The grackles, despite the astounding, uncountable troop of mouths to feed, do no work. They mutter continuously, apparently annoyed by the overcrowding. They never laugh. When they leave (often because the crows threaten invasion), the building trembles, momentarily, vaguely, but unmistakably. I imagine the flock bending its thousands of bird knees in unison and pushing off, hearts pounding, swooping somewhere new, decided upon without consultation or hesitation. Where are we headed, a youngster at the back of the pack asks. We have no idea, his mentor replies, we'll know when we're there. I have been delighted by these visitors. By the scouting parties and then by the overwhelming force that materializes as a coordinated cloud.
I am not a bird person, and Moll laughs at my fascination with grackles, starlings, finches, commoners of the avian population. But she will smile when she reads this, which is all that matters.
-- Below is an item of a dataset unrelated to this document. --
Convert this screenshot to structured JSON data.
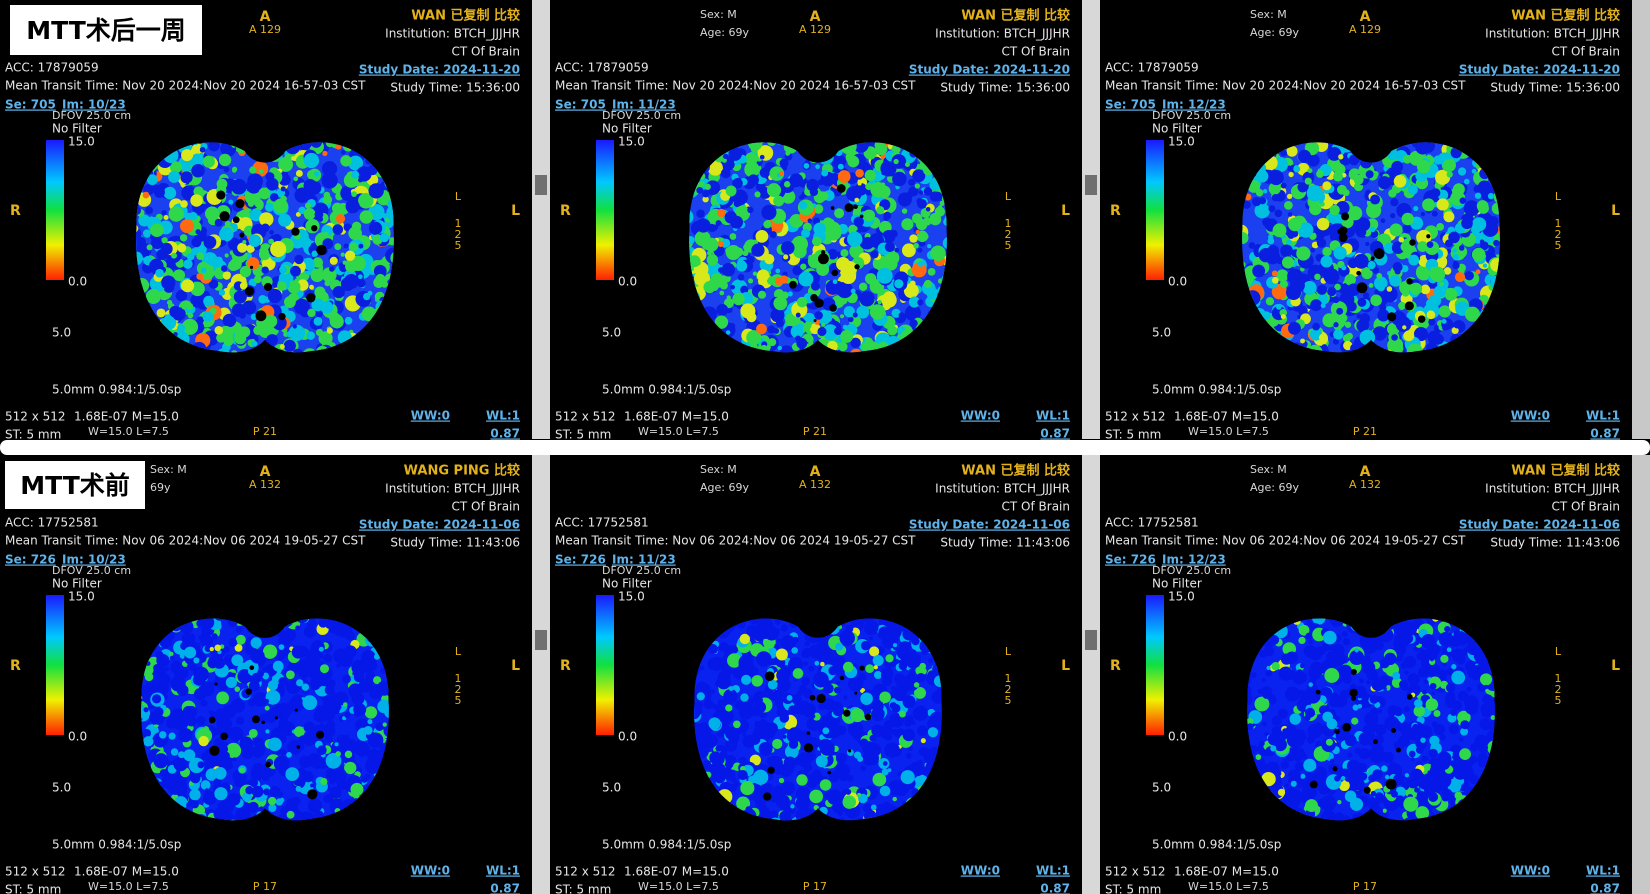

The red finches, who will predominate later in the year, sing to me tirelessly. You can hear their scouts call whooee, which I think means, All clear, boys. They do not use the roof. In fact, it is impossible to see where they set up camp. At once, from nowhere, there's a regiment, a division, an entire army. Dozens of birds. Tens of dozens. They come to feast on the bittersweet that twines the 20-foot posts that support the porch outside my office. This bittersweet is so robust, so outgoing that over the years it climbed my porch on two tall posts and made its way toward the sliding door through which I watch the harbor beyond the changing array of endangered species hauled out at Gannon and Benjamin Marine Railway. This woody, grasping relative of the nightshade snakes slowly across my room, toward me and my computer.
I've had to cut it back. Its searching tentacles wound themselves around the antenna on my car and yanked it off. They've done it three times. Plus, the birds did their business all over the deck and the car. It became time to thin the bittersweet, which in turn has thinned the flock.
I thought it was the grackles that helped to hold off the bittersweet. But, it wasn't grackles. A little research and I discovered they were starlings. European starlings, Sturnus vulgaris. There is nothing wrong with starlings. They are of the family Sturnidae. The grackles, for your information, are Icterids. But really, the two are similar - "blackbird-like," the books say - and the extended family includes your blackbirds, your orioles, your bobolinks, your meadowlarks.
An oriole would be nice, or a meadowlark, but besides grackles, I got starlings. They don't sing like the red finches do, but they sometimes possess the entire view from my office. When they do, I imagine it is something like what the rock star sees from behind his mike on the outdoor stage as he looks down upon the sea of fans dancing to his music.
Sometimes, a small patrol will sortie through the half open door into my room, wheel just before the wall and rush out again. I duck.
I have learned that these starlings, like so many other visitors, are from New York. I like them anyway. They are descendants of 100 birds, no more, released there in 1890 and 1891. Apart from their gregariousness, doubtless a laudable quality but one which I am told I lack, these birds have some bad traits. (Don't we all?)
They often damage fruit and grain crops. (They absolutely ravage the bittersweet, I can tell you.) They will take uninvited possession of the holes in which native songbirds make their homes. They steal not only the homes but also the songs of other birds.
As I watch them through the wide glass door, they examine me. Iridescent, bluish black at the neck, with even a hint of verdigris mixed in, speckled above the wings and on the breast and flanks, one stares blinking from just three feet away. He is not alarmed, no doubt because he enjoys great strength in numbers.